Friday, December 28, 2012

The Magic of Gun Control

by John Hayward


Newark’s Democratic mayor, Cory Booker, raised some eyebrows by describing the post-Newtown media mania for gun control as a “false debate,” on last Sunday’s edition of ABC’s “This Week.”  As reported by the Newark Star-Ledger:
“I don’t know if anybody here has seen somebody shot. I have,” Booker said during a round-table discussion on the show, hosted by George Stephanopoulos. “I don’t know if anybody here has had to put their hand in somebody’s chest and try to stop the bleeding so somebody doesn’t die. I have. And the what frustrates me about this debate is it’s a false debate. It’s a false debate.
This is a convenient trick to try to divide our country more.
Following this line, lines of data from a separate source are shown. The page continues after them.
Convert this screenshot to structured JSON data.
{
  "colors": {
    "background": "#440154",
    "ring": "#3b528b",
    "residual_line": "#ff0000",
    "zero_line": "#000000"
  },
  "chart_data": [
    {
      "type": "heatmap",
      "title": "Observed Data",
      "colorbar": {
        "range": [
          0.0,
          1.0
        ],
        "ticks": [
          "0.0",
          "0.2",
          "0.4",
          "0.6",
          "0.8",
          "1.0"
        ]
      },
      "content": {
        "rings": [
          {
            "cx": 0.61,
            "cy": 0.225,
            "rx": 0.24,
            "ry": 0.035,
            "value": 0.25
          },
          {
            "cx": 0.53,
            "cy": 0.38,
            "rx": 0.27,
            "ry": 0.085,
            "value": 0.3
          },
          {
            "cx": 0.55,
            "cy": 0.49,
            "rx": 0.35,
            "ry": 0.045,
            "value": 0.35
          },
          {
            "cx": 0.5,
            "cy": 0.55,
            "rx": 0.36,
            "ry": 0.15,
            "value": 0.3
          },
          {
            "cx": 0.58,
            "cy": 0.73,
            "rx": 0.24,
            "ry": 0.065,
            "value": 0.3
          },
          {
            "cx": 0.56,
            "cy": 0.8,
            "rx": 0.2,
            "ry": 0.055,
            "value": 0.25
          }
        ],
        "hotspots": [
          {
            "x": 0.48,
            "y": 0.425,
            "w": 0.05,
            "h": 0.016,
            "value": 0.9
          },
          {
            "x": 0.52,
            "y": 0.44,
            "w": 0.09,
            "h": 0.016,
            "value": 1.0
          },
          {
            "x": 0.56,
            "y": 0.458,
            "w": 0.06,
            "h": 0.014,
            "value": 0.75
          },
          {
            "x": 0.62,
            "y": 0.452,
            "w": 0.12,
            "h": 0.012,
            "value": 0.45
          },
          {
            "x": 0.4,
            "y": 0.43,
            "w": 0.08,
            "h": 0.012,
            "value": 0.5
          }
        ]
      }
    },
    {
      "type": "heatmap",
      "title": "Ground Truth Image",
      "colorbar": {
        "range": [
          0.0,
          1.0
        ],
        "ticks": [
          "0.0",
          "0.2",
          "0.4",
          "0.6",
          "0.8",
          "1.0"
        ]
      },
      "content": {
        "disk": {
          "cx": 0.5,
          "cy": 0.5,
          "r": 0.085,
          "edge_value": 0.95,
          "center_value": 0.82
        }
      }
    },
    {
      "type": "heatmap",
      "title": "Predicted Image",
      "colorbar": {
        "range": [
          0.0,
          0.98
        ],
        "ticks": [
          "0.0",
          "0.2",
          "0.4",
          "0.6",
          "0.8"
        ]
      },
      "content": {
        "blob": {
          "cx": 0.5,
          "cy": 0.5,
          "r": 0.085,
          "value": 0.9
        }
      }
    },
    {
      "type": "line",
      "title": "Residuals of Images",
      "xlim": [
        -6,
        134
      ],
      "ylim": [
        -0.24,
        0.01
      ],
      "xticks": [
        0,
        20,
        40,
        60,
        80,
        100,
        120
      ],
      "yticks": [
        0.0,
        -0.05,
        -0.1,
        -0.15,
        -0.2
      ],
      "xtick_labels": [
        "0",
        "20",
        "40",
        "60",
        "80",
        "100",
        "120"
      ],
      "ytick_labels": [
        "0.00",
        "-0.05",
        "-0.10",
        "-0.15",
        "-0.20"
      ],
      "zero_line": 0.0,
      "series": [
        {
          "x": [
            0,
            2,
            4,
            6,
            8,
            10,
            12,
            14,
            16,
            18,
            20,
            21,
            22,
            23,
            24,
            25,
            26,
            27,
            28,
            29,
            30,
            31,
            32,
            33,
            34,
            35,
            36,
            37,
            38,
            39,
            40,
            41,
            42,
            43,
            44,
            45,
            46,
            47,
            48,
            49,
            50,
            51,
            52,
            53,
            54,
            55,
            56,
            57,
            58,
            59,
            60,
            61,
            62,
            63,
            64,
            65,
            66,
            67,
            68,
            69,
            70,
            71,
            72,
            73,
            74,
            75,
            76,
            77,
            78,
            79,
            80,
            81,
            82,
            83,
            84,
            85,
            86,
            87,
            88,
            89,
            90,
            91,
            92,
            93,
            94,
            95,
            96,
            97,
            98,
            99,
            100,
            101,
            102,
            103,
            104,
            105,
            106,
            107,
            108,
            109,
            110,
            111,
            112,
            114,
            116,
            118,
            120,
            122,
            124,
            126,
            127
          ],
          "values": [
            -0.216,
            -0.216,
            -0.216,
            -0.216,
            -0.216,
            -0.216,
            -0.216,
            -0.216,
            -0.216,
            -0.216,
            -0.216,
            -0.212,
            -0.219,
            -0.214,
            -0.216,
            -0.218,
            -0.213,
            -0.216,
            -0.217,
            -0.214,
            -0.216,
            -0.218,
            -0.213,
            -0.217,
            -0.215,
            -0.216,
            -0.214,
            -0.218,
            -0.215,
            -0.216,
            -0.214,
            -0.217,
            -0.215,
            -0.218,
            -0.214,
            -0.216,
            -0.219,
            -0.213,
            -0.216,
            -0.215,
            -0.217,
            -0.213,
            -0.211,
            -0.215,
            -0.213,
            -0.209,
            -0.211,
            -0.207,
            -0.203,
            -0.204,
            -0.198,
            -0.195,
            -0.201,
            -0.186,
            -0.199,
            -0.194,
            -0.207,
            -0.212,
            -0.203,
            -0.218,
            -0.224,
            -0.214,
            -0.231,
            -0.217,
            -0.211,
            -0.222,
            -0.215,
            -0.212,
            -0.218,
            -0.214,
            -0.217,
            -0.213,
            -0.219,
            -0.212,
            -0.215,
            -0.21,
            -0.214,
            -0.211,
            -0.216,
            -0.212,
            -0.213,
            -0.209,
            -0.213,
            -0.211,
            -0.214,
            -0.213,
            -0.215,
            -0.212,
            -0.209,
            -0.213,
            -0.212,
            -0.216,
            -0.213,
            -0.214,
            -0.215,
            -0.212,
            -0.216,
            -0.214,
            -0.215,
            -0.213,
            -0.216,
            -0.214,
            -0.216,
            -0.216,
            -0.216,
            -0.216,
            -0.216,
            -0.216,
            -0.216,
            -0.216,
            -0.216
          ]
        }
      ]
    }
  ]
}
Most of us in America, including gun owners, agree on things that would stop the kind of carnage that’s going on in cities all over America.”
“I’m tired of the political debates,” he added. “They’re not necessary. I’m tired of the ideological positions. We don’t even need to visit them. Let’s stick to the pragmatic center where all Americans believe the same thing and let’s pass legislation that would make America safer.”
Booker pushed for stronger background checks on people looking to purchase guns and said a key way to curb gun violence is to shut down secondary markets.
I’m not afraid of law-abiding citizens who buy a gun,” he said. “Buy the guns you want. What the problem is in America right now is that a terrorist person who is on the no-fly list could go into the secondary market today and buy a weapon.”
“Criminals are killing people,” the mayor added. “Not law-abiding gun owners.”
(Emphases mine.)  The second highlighted comment, about his trust of law-abiding gun owners, has gotten more attention, but Booker’s comment about the deliberately divisive nature of the gun-control debate is more explosive, coming as it does from a prominent Democrat mayor poised for a run at the Senate.  He’s going even further than calling gun-control zealots – almost all of whom are Democrats, or allied politically with Booker’s party – silly or misguided.  He’s calling them mendacious, dishonest, and ultimately dangerous.
Hopefully Booker can stand a bit of rain on the one-man contrarian Democrat parade he’s trying to lead across the talk shows, because it must be noted that the “pragmatic centrist” solutions he mentioned about have no more to do with Adam Lanza and the Newtown horror than the “false debate” he decries.  Lanza did not get in line behind no-fly-listed terrorists to buy his guns on the “secondary market.”  Whether or not legislation directed at such markets would “make America safer” is debatable, but it most certainly would not have made America “safer” from Lanza.
The relentless drive to score first downs in an abstract political football game is part of the “false debate” Booker decries.  This explains some of the nearly universal media hunger for gun control laws, as chronicled by Byron York at the Washington Examiner:
It’s not just the ranters on the left, like MSNBC’s Lawrence O’Donnell, who recently called National Rifle Association chief Wayne LaPierre “the lobbyist for mass murderers.” O’Donnell is a controversialist who says things like that all the time. So is CNN’s Piers Morgan, who told the Gun Owners of America chief Larry Pratt, “You are an unbelievably stupid man” and “You shame your country.”
More notable are the ostensibly straight-news journalists who have come down on the side of stronger gun control. For example, when a Republican congressman, Georgia’s Jack Kingston, argued on MSNBC recently that tough gun control laws haven’t prevented mass shootings in some European countries, the network’s anchor, Thomas Roberts, responded, “So, we need to just be complacent in the fact that we can send our children to school to be assassinated?
Earlier, while reporting from Connecticut, a CNN anchor, Don Lemon, burst into an impromptu appeal for action. “We need to get guns and bullets and automatic weapons off the streets,” Lemon said. “They should only be available to police officers and to hunt al-Qaeda and the Taliban and not hunt elementary school children.”
Really, Mr. Lemon?  The only conceivable uses for firearms are (a) law enforcement, (b) terrorist-slaying, and (c) hunting down school children?  Ask the armed security officers at CNN if they can think of a few other purposes for guns.  While you’re at it, ask the CNN research department to Google up some stories of law-abiding gun owners using their weapons to stop or discourage criminal assaults.
As York notes, even most straight-news reporters clearly view themselves as driven partisans in Cory Booker’s false debate. They view the NRA as an enemy to be defeated, both on this issue and because it’s an effective opponent of the Democrat Party that most reporters belong to.  That’s why so many of them spun on a dime to describe Wayne LaPierre’s idea of enhancing armed security protection at school as “crazy,” even though yesterday’s Democrats, including President Bill Clinton, advanced similar proposals.  Today the Party is interested in nothing but gun control, and whatever alternatives its political enemies suggest must be assaulted in the strongest possible terms, even if they are broadly compatible with the Party’s positions from a decade ago.